# Step 4: Kafka Broker/Topic Configuration

**Objective:**  
Set up the Kafka broker with required topic(s) and partitions.

**Instructions:**
- Create topic ("f1-speed-stream") with N partitions (for scaling demo)
- Validate: Topic exists, correct partitioning, can inspect message count


In [None]:
# Import required libraries
import sys
import os
import yaml

# Add project root to Python path
# In Jupyter, getcwd() typically returns the project root
# If not, navigate up from notebooks/ directory
current_dir = os.getcwd()
if os.path.basename(current_dir) == 'notebooks':
    # We're in notebooks/ directory, go up one level
    project_root = os.path.dirname(current_dir)
else:
    # We're already at project root
    project_root = current_dir

# Add to path if not already there
if project_root not in sys.path:
    sys.path.insert(0, project_root)

try:
    from kafka.admin import KafkaAdminClient, NewTopic
    from kafka.errors import TopicAlreadyExistsError
except ImportError:
    print("kafka-python not installed. Install with: pip install kafka-python")
    raise


✅ Imports successful


In [None]:
# Load configuration
config_path = "../config/config.yaml"
with open(config_path, 'r') as f:
    config = yaml.safe_load(f)

kafka_config = config['kafka']


Kafka Configuration:
  Bootstrap servers: localhost:9092
  Topic name: f1-speed-stream
  Partitions: 4
  Replication factor: 1


In [None]:
# Connect to Kafka admin client
admin_client = KafkaAdminClient(
    bootstrap_servers=kafka_config['bootstrap_servers'],
    client_id='f1_topic_setup'
)

Connecting to Kafka...
✅ Connected to Kafka


In [None]:
# Create topic
topic_name = kafka_config['topic_name']
partitions = kafka_config['partitions']
replication_factor = kafka_config['replication_factor']

topic = NewTopic(
    name=topic_name,
    num_partitions=partitions,
    replication_factor=replication_factor
)

try:
    fs = admin_client.create_topics([topic], validate_only=False)
    for topic_name_check, f in fs.items():
        try:
            f.result()  # Wait for topic to be created
        except TopicAlreadyExistsError:
            # Topic already exists; this is acceptable for setup
            pass
        except Exception as e:
            print(f"Error creating topic '{topic_name_check}': {e}")
except TopicAlreadyExistsError:
    # Topic already exists; this is acceptable for setup
    pass
except Exception as e:
    print(f"Error creating topic '{topic_name}': {e}")

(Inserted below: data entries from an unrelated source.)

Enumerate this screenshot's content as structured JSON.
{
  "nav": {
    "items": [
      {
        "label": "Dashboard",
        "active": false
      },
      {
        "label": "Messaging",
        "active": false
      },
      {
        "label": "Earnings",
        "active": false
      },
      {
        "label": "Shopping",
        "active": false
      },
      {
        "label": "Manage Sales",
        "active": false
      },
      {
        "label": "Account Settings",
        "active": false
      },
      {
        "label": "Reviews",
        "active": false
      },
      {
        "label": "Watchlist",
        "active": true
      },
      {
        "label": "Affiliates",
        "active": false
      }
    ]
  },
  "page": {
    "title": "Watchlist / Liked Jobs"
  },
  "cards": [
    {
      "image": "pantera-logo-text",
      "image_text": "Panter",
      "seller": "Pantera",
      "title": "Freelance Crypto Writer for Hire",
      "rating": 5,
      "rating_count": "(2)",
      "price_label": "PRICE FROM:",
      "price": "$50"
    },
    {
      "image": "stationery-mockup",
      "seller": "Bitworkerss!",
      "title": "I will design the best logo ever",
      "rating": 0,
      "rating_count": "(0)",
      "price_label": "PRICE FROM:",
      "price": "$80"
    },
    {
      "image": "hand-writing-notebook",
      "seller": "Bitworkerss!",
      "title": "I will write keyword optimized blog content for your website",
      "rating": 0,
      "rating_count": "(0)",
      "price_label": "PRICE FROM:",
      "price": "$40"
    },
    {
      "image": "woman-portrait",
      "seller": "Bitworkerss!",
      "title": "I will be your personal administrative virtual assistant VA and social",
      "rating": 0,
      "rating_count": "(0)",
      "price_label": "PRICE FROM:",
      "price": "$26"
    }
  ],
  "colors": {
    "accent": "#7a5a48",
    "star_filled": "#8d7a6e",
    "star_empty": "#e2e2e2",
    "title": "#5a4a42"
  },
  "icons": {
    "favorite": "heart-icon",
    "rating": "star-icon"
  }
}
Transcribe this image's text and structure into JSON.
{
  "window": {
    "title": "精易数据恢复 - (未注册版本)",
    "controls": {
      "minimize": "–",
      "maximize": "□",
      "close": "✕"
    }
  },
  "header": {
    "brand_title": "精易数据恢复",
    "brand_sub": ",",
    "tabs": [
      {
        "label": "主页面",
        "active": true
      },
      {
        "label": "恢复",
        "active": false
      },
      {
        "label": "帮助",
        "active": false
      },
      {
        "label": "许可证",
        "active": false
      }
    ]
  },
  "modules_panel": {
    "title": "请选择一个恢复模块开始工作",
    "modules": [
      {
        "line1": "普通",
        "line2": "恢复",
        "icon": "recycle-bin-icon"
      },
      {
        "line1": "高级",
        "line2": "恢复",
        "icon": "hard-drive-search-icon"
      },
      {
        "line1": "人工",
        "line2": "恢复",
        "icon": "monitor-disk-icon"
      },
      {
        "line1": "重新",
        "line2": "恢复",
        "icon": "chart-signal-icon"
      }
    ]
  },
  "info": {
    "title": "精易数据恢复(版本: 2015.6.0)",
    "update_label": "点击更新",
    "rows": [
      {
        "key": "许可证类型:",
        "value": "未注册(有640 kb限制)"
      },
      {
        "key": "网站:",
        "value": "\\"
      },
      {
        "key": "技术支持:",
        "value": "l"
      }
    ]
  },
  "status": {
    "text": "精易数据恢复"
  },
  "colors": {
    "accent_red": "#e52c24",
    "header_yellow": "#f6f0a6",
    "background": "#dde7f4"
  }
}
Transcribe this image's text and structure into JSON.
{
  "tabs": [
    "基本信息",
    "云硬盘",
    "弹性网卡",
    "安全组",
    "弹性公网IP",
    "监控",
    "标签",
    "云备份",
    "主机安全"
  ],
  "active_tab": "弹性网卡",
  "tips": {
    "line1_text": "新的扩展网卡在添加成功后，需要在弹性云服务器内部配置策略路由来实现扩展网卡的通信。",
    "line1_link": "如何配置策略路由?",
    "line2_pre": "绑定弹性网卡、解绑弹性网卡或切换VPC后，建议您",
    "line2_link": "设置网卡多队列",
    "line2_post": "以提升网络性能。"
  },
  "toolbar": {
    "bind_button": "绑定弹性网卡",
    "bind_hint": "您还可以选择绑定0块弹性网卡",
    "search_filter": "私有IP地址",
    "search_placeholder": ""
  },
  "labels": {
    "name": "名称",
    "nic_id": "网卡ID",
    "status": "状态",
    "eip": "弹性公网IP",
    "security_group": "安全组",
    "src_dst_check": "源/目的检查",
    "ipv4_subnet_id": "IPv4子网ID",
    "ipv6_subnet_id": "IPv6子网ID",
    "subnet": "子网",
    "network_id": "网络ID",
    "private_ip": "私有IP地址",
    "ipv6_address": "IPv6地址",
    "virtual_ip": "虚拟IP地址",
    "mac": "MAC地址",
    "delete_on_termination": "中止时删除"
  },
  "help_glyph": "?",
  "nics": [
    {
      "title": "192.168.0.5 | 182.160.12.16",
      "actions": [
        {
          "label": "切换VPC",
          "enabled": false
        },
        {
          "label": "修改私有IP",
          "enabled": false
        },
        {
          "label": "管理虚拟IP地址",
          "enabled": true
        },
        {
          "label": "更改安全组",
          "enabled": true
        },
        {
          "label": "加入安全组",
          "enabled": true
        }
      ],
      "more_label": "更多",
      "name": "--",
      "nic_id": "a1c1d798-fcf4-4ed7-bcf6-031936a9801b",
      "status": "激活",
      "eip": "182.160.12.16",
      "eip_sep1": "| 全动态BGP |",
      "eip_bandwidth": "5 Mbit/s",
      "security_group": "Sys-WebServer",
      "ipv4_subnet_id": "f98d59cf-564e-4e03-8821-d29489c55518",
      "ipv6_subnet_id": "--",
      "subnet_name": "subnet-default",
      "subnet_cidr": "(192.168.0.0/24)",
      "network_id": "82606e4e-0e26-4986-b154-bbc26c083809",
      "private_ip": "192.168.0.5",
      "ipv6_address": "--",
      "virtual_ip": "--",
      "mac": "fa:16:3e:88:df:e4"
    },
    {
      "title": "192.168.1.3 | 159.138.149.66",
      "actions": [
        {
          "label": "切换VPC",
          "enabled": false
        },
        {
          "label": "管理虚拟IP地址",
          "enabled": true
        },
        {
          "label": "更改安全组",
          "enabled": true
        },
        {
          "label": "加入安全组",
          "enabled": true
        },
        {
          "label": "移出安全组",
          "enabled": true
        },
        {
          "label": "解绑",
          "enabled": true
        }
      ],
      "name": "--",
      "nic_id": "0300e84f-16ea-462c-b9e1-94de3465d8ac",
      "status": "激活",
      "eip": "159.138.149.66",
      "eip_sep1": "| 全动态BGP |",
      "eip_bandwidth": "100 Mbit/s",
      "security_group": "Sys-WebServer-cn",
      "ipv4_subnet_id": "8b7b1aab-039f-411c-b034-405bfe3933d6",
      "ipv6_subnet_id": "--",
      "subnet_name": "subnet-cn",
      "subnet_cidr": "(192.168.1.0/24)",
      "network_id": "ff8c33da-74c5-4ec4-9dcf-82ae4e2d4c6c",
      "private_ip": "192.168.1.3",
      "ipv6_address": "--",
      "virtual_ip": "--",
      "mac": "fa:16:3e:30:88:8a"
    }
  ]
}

Creating topic 'f1-speed-stream' with 4 partitions...
ℹ️  Topic 'f1-speed-stream' already exists (this is fine)


In [None]:
# Validate: List topics and check partitioning
try:
    # List all topics - list_topics() returns a list in newer kafka-python versions
    metadata = admin_client.list_topics()

    # Handle both list and ClusterMetadata object formats
    if isinstance(metadata, list):
        topics = metadata
    else:
        try:
            topics = list(metadata.topics.keys()) if hasattr(metadata, 'topics') else []
        except Exception:
            topics = []

    if topic_name in topics:
        try:
            from kafka import KafkaConsumer
            consumer = KafkaConsumer(bootstrap_servers=kafka_config['bootstrap_servers'])
            topic_partitions = consumer.partitions_for_topic(topic_name)
            consumer.close()
        except Exception:
            topic_partitions = None

        if topic_partitions:
            partition_count = len(topic_partitions)
        else:
            partition_count = None
    else:
        partition_count = None

except Exception:
    partition_count = None

# Close admin client
admin_client.close()



Validating topic creation...
Available topics: ['f1-speed-stream']
✅ Topic 'f1-speed-stream' exists
✅ Partition count: 4 (expected: 4)
✅ Partitioning correct

✅ Step 4 Complete: Kafka topic setup successful!